La pintura del artista Bartolomé Esteban Murillo, La Inmaculada de El Escorial, en Huesca.EFE/ Javier Blasco

«Acercar un poco más el Prado al ciudadano»

Ha destacado que este interés en «acercar un poco más el Prado al ciudadano», no con simples obras sino con obras maestras que viajan ocasionalmente, entre ellas la de Murillo, una obra barroca icónica que, ha añadido, muestra el genio creador de un pintor que puso sobre el lienzo modelos iconográficos muy al gusto de su tiempo.

Carrasco ha señalado a este respecto que fue Murillo quien recogió la tradición de las inmaculadas que se inició en el siglo XVI y fraguó un estereotipo de mujer joven vestida con un manto blanco que rompe con la visión estática de sus precedentes con líneas curvas en brazos y piernas y con colores que apuntan ya al periodo rococó.

Según ha resaltado, el modelo que propuso el pintor conquistó al público no solo por la belleza y la ternura que emanaban de sus figuras, sino también porque entroncaban a la perfección con la intensa devoción popular que se vivía en el siglo XVII.

Así, en Sevilla, como en otras ciudades de la Europa católica, la creencia en torno a la concepción sin pecado original de María suscitó importantes debates, puesto que no fue compartida por todas las órdenes religiosas, ya que mientras que los dominicos se mantenían escépticos, los franciscanos y los jesuitas perseveraban en la aprobación de este dogma, con movilizaciones que convirtieron la causa en un problema de índole nacional.

‘Prado Extendido’

Esta experta ha explicado, poro otra parte, que a este programa se suma otro llamado ‘Prado Extendido’ que permite conocer y poner en valor a través de internet las más de 3.400 obras del museo depositadas desde hace siglos en instituciones públicas de todo el país, así como en embajadas y consulados.

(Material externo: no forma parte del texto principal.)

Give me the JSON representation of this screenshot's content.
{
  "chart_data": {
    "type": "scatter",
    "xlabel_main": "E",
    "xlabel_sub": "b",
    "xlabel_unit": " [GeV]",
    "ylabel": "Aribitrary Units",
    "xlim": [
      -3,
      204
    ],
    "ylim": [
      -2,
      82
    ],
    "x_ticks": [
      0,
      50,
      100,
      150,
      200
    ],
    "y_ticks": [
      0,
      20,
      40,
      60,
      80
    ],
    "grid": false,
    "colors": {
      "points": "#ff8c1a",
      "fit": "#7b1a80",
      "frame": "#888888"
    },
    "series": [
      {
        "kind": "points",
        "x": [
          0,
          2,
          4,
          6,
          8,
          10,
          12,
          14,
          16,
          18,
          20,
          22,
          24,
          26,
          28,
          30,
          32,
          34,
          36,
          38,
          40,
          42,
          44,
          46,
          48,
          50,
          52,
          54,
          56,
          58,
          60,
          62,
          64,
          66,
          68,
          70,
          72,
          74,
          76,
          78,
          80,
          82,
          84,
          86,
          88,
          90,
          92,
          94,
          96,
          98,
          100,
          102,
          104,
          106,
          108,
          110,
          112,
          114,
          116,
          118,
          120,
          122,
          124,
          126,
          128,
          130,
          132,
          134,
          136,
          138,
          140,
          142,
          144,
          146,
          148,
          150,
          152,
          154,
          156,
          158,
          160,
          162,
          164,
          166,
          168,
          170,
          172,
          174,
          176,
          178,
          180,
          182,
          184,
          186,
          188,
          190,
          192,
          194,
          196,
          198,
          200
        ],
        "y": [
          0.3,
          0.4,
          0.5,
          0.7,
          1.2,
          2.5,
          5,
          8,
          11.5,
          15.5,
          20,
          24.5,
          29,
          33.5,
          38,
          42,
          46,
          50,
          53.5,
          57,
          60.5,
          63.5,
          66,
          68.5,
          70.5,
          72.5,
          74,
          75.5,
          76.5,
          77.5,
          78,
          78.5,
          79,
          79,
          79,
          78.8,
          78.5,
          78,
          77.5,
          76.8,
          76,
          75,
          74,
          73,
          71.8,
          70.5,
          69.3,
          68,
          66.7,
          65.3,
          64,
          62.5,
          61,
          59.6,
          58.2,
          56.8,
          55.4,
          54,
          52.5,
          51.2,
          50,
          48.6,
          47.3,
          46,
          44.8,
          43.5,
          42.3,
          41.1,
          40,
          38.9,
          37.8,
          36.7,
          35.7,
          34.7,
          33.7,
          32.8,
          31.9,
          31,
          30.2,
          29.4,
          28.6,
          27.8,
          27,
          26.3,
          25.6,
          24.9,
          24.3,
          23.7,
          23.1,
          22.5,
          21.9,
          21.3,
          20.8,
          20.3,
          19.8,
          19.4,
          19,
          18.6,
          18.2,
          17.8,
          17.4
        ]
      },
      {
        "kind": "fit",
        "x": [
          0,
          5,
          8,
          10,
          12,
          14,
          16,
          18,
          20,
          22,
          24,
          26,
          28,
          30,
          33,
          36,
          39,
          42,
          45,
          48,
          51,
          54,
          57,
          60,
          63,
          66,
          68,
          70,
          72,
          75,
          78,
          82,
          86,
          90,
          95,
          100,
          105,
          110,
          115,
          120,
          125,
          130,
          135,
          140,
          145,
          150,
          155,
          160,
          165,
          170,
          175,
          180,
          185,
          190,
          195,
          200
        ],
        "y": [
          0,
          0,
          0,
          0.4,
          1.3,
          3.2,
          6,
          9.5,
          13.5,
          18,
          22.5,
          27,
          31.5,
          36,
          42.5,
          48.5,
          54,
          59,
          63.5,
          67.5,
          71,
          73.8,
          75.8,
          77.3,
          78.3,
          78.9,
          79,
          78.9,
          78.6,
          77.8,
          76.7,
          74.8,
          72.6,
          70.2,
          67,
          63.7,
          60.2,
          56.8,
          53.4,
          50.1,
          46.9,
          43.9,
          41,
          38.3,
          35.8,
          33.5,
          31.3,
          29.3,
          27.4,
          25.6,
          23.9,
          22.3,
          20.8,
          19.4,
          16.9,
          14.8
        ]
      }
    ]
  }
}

En relación a este programa, ha afirmado que el Museo del Prado tiene depositados en Aragón 106 bienes en diez instituciones aragonesas.

Por su parte, Olloqui ha valorado la importancia de las instituciones culturales de Huesca, ciudad a la que se ha referido como el «corazón» de la Comunidad y como un espacio de origen de la Corona de Aragón que conecta a toda la población aragonesa.

Ha enmarcado esta colaboración con el Museo del Prado con otras acciones de proyección de futuro, alguna de ellas, ha resaltado, con la próxima celebración del Bicentenario de Goya.